Isn't Everything Technically Inspired on Actual Events?

March 2, 2012

The temporal anomaly has been resolved and March has begun, and with it a new comic.

One of the most over used marketing gimmicks now a day, especially in horror and suspense movies is "inspired by actual events." Actual events you say? That means it actually happened, right? Wrong. Key word "inspired." Inspired could mean anything, and depennding on the mind of the artist an actual event can inspire a completely different story.

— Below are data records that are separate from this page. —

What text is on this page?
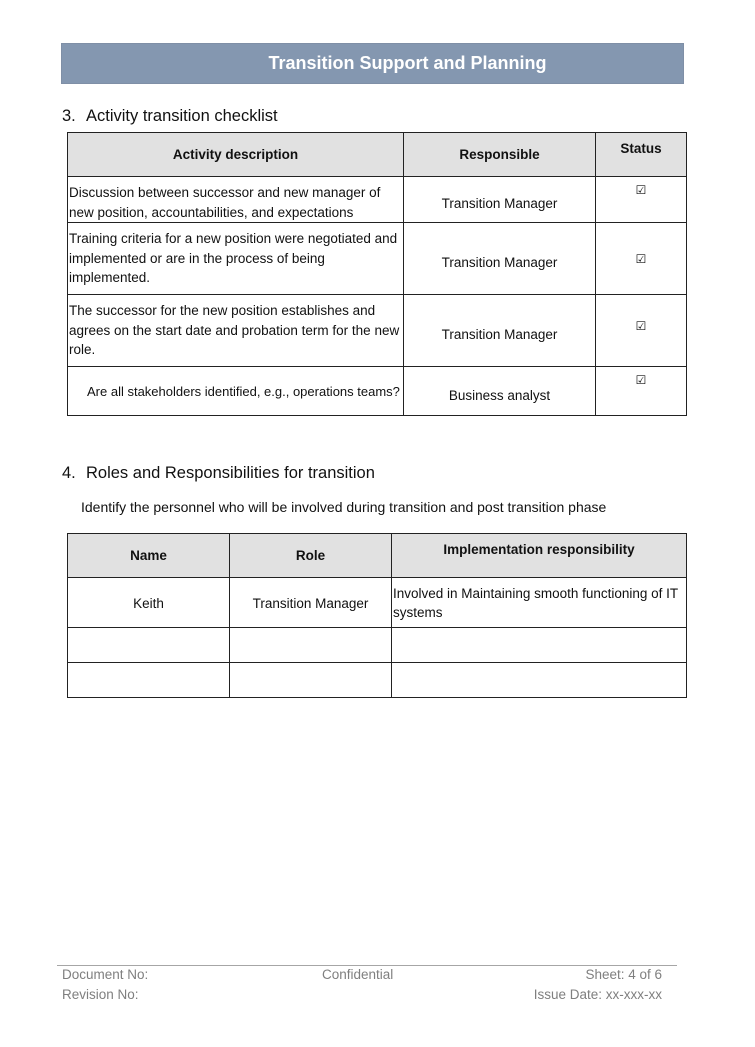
Transition Support and Planning
3. Activity transition checklist
Activity description	Responsible	Status
Discussion between successor and new manager of new position, accountabilities, and expectations	Transition Manager	☑
Training criteria for a new position were negotiated and implemented or are in the process of being implemented.	Transition Manager	☑
The successor for the new position establishes and agrees on the start date and probation term for the new role.	Transition Manager	☑
Are all stakeholders identified, e.g., operations teams?	Business analyst	☑
4. Roles and Responsibilities for transition
Identify the personnel who will be involved during transition and post transition phase
Name	Role	Implementation responsibility
Keith	Transition Manager	Involved in Maintaining smooth functioning of IT systems

Document No:
Revision No:
Confidential	Sheet: 4 of 6
Issue Date: xx-xxx-xx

One of the earliest films I can think of that had this tagline applied to it was The Texas Chainsaw Massacre, and even more erroniously all of it's sequels. Trust me, there's no crazy imbreed redneck family in Texas mutilating hapless teenagers, well probably. Tobe Hooper, the writer of the original himself admitted he made it up. One day when Hooper was in a hardware store, and feeling particularly claustrophobic saw a rack of chainsaws and thought to himself, I could get out of here really fast if I picked on of these up and turned it on. And bam, The Texas Chainsaw Massacre was born, and as you can see while the story isn't true, it was inspired by an actual event, a stupid completely unrelated event, but an event none the less.

So basically what I'm saying is whenever you see the words "inspired by actual events," it might as well say, leave your suspention of disbeelief at the door.